La critique biblique les étudie séparément, en particulier les lois à occurrence unique, ou dont c'est la première apparition, tant par les athées, que par les apologistes. Néanmoins, la plupart des mitzvot énumérées comme faisant partie de tel ou tel code se retrouvent souvent dans les autres, sous une autre phrasification, ou avec d'autres clauses. Par ailleurs, certains thèmes comme l'idolâtrie, les conduites sexuelles, la pureté rituelle, et les offrandes sacrificielles sont partagés par tous les codes, ce qui fait que dans des études théologiques plus motivées par l'aspect religieux, les mitzvot sont étudiées par thématique et non par leur localisation dans la Bible.
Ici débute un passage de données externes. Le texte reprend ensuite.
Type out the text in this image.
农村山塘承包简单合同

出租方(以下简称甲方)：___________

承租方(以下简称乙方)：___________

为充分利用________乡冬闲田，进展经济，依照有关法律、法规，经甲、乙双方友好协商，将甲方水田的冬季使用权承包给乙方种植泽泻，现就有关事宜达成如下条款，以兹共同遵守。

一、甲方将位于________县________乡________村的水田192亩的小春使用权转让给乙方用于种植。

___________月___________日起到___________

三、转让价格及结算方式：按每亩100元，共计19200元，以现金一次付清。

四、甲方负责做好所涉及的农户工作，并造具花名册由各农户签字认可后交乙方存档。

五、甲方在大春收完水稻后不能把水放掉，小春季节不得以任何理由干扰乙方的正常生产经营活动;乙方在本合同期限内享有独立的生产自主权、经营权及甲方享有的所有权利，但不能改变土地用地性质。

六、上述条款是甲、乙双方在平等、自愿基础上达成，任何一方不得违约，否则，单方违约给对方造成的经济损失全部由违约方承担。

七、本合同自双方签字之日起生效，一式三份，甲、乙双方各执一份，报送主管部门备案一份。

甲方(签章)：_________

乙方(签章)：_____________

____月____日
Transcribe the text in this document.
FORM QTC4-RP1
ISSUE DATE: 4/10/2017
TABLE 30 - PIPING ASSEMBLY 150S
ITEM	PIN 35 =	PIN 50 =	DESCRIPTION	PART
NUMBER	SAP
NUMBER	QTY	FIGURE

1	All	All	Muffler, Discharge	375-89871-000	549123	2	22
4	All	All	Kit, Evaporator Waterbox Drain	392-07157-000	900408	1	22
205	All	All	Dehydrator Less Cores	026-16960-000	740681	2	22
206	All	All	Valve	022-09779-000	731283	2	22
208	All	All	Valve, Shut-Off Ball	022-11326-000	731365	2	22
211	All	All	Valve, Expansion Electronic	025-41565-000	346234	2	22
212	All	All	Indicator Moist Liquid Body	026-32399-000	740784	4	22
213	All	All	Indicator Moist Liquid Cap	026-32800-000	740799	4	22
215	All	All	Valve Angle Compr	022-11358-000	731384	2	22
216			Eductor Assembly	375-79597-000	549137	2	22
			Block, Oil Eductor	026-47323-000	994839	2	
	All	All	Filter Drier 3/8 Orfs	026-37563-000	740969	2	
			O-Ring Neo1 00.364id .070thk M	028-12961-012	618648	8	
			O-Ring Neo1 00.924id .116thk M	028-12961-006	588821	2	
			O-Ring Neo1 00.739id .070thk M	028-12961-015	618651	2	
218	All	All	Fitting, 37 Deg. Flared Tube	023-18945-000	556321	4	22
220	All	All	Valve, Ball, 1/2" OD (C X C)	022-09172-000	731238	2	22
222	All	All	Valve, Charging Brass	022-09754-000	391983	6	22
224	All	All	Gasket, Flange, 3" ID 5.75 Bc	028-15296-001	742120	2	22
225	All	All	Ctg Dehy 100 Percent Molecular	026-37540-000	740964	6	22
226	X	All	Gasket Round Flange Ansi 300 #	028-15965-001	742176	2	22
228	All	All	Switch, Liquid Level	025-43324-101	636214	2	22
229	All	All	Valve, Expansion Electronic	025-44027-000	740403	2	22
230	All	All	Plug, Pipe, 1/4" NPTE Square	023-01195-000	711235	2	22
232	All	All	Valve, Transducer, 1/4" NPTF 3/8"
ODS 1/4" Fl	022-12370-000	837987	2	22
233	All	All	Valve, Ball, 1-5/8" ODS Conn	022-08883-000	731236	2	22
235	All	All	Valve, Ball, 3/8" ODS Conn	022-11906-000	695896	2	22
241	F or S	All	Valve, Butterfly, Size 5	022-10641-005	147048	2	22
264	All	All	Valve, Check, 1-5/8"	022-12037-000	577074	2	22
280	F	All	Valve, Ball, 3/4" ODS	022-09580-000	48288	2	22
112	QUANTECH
Les mitzvot et la Loi juive[modifier | modifier le code]
Voir l'article Halakha
Dans la pensée rabbinique, la volonté de Dieu est la source, ou l'autorité, de tout devoir, religieux ou moral. En ce sens, les mitzvot constituent les règles de conduite d'institution divine.
Conséquemment, alors que le judaïsme considère la violation des mitzvot comme un péché, le point de vue juif sur le péché diffère des autres religions.
La pensée rabbinique subdivise habituellement les mitzvot en deux grands groupes :
- Mitzvot 'assé (מצות עשה), prescriptions positives, ou mandatoires ;
- Mitzvot lo ta'assé (מצות לא תעשה), prescriptions/injonctions négatives ou interdictions.
Le système décrivant l'application pratique des prescriptions s'appelle la Halakha, (très grossièrement, Loi juive).
La Halakha est le développement des mitzvot contenues dans la Loi écrite, via discussion et débat dans la Loi orale, consignés dans la littérature talmudique, particulièrement la Mishna et le Talmud. Toute mitzva qui ne pourrait être accomplie qu'en transgressant une autre prescription est considérée comme illégale et sans portée.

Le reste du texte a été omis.